I have highlighted the Education and Sickcare Cartels, but there are many others with exploding costs and zero alignment with accountability or performance. The Department of Defense, famous for routinely losing track of hundreds of billions of dollars (and does anyone lose their job over that gross mismanagement? No, everyone gets a promotion and raise for doing such a swell job), manages to triple the cost of every weapons system, regardless of the actual performance benefits (increasingly marginal, perhaps?)

The new F-35 fighter aircraft cost $150 million each, once we add in the overruns, replacing the Super Hornet F-18 E/F that cost $57 million each. (Once lifetime costs are included, the F-35 will cost upwards of $300 million each.) Is the F-35 really three times better than the F-18? Which would a commander facing 100 bogeys rather have, 30 F-35s or 90 F-18s? (I suspect they'd take the 90 F-18s, as long as they were loaded with the latest Sidewinder and long-range air-to-air missiles. As has been famously pointed out, at some point quantity becomes a winning quality.)

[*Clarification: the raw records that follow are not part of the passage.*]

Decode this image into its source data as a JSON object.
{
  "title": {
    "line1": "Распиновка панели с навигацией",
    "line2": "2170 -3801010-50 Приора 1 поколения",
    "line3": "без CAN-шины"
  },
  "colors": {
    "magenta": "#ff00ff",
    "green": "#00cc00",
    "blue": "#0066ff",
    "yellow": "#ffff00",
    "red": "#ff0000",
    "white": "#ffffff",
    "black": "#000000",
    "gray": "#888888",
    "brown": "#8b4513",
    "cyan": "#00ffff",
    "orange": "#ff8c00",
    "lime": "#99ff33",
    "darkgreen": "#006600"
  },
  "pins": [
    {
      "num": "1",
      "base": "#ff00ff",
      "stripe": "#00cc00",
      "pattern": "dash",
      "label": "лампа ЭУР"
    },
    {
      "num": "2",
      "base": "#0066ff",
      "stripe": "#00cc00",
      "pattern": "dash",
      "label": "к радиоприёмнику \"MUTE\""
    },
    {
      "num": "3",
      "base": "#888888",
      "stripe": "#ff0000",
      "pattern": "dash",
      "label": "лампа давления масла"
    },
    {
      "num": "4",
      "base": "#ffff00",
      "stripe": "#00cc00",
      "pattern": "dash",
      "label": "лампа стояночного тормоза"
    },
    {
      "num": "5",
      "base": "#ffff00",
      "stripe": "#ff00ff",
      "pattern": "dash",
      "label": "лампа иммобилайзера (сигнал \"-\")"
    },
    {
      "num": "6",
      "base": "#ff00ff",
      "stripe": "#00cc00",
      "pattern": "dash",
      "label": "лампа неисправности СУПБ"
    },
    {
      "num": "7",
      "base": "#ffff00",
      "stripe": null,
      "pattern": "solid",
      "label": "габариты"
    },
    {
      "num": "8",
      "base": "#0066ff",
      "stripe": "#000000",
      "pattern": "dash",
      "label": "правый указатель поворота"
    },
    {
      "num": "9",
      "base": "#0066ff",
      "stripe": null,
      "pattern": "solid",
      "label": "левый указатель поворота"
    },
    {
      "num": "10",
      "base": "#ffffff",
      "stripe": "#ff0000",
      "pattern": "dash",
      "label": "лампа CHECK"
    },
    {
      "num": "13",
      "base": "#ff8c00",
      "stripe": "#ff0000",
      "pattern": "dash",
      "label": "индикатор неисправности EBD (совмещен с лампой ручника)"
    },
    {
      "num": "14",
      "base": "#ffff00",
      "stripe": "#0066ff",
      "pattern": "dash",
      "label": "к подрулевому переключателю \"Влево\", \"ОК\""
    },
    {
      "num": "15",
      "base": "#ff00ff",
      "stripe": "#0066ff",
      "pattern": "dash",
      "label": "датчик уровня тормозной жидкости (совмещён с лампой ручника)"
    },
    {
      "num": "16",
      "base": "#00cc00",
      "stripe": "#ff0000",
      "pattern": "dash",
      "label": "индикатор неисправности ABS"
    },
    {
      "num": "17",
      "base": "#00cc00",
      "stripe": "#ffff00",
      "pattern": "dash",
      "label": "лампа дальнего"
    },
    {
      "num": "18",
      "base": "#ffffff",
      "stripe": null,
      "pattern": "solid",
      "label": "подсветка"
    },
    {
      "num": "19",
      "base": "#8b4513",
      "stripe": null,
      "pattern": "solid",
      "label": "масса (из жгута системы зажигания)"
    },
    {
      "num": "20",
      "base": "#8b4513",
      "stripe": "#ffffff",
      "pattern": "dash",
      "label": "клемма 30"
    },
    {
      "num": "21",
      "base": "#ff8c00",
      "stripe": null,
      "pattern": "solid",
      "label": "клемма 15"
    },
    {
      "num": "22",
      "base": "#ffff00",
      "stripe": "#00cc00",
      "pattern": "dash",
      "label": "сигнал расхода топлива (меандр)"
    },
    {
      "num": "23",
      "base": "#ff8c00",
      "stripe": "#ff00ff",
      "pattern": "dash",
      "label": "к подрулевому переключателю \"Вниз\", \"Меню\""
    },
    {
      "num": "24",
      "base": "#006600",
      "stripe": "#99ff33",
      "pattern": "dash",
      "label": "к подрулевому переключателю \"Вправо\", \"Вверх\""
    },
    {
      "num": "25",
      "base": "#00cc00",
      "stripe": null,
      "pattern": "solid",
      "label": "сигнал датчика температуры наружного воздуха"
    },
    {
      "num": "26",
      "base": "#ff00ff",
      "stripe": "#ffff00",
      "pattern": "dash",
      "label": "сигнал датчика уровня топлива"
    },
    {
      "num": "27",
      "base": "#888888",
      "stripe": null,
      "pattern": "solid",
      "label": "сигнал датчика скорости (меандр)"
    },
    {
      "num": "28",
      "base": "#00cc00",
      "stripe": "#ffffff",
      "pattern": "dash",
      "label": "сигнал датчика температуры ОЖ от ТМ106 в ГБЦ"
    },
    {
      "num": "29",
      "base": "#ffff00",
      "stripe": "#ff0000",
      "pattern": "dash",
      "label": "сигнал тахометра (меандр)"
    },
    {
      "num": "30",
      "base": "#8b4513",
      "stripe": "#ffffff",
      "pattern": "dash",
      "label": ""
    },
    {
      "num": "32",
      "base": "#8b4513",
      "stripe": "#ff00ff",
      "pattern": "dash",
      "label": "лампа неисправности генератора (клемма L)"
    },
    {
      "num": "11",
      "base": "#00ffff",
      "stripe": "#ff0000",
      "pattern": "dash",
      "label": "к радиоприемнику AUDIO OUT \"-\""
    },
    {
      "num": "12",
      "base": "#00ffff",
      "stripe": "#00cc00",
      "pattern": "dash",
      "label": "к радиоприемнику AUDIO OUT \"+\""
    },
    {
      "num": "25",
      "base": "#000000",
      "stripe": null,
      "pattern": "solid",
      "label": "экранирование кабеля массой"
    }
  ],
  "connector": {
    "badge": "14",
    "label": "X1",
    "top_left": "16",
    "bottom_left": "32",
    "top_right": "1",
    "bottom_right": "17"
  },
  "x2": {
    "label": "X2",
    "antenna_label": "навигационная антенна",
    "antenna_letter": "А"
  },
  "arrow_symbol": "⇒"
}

Will 100 F-35s prevail over 1,000 dirt-cheap drones? How about 10,000 drones? If the future of warfare is increasingly powerful unmanned networked drones (and it clearly is), why are we spending $1 trillion+ on hyper-costly aircraft that are essentially designed for a previous era?

4. The consequence of substituting delusion for reality is ignored or hidden from view, with the complicity of all the self-serving, entrenched vested-interests.

Is there any evidence that continuing to borrow and squander money on diminishing returns will magically cause a sudden return to productive investment? Of course there isn't; the magical belief that doing more of what has failed will eventually evade causality is delusional.

Does anyone seriously think that counterproductive "investments" in diminishing returns will "grow our way out of debt"? Of course not; everyone with a vested interest in the crumbling Status Quo is terrified that their share of the borrowed/printed swag will be cut. So the only alternative is to cling to a delusional state where belief in the impossible replaces a realistic assessment of risk, cost and consequence.

The irony is that this strategy of clinging to delusion rather than face the necessity of deep cuts in borrow-and-squander budgets will lead to the involuntary reset of the entire system, depriving every vested interest of their share of the swag. Is delusion a sustainable state? No. Thus we can confidently predict that causality, factuality and karma will eventually sweep aside delusion and all those who cling to it.